Numerical simulation and experimental study of jet breakup using a water dispersal needle in irrigation sprinklers

Introducing a water dispersal needle has been shown to be an effective way of improving the uniformity of water distribution from irrigation sprinklers. However, the jet breakup mechanism remains unknown. Here, the impacts of key parameters, including the insertion jet depth (h), cone angle (θ), and distance from the nozzle outlet (L), on jet breakup phenomena were investigated by simulation. A comprehensive computational approach was used, which integrated the Volume-of-Fluid method with the SST k-ω model, overset grids, and adaptive mesh refinement technique. The results showed distinct jet field zones characterised by stable velocity, descent, rebound, and fluctuation zones, which were delineated by the axial average velocity profile. It was found that increasing h, θ, or reducing L results in a significant reduction of 7.73%, 5.04%, and 5.54% respectively in axial average velocity within the fluctuation zone.
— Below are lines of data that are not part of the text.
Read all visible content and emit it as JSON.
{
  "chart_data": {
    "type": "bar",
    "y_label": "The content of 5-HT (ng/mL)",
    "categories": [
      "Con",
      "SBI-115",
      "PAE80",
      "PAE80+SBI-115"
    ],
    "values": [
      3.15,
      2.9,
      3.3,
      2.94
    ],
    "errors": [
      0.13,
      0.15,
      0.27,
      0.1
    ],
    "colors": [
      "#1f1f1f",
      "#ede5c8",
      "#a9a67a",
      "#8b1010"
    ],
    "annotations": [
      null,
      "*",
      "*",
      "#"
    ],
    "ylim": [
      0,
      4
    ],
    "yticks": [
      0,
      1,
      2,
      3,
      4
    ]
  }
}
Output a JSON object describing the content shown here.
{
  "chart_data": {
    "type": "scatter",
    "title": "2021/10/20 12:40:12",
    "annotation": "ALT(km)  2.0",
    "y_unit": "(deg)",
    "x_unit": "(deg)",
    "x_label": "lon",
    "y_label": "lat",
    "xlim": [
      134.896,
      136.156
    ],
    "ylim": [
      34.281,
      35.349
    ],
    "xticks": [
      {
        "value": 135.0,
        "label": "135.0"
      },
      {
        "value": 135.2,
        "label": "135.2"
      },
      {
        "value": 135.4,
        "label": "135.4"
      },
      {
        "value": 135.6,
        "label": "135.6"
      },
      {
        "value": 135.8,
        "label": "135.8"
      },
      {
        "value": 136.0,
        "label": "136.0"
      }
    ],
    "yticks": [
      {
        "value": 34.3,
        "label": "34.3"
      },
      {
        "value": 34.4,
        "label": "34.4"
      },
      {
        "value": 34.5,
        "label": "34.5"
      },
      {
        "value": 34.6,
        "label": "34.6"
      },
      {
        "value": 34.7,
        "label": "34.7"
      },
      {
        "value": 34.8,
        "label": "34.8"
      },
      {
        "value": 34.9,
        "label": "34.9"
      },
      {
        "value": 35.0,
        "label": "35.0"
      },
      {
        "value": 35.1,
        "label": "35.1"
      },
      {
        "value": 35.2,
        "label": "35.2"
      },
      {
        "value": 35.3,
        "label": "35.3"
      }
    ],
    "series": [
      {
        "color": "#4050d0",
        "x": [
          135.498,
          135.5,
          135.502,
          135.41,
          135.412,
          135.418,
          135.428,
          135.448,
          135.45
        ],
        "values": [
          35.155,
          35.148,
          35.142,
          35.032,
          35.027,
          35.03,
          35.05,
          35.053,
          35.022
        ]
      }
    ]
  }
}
Augmentation of large-scale eddies, vortex bands, wave-like eddies, and vortex ring structures intensified the local entropy production rates, increased energy dissipation. The findings showed how this greatly influenced the throw radius of the sprinkler. Moreover, increasing h, θ, or decreasing L also increased air entrainment rates within the velocity decrement zone. This phenomenon was significant in the rebound and fluctuation zones, heightening the jet breakup and increasing the number of detached water droplets. Such dynamic interaction significantly influences the predicted water application rate within a 6-m radius of the sprinkler. Thus, this simulation study serves as a reference for comprehending the intricate jet breakup characteristics and the consequent sprinkler system hydraulic performance.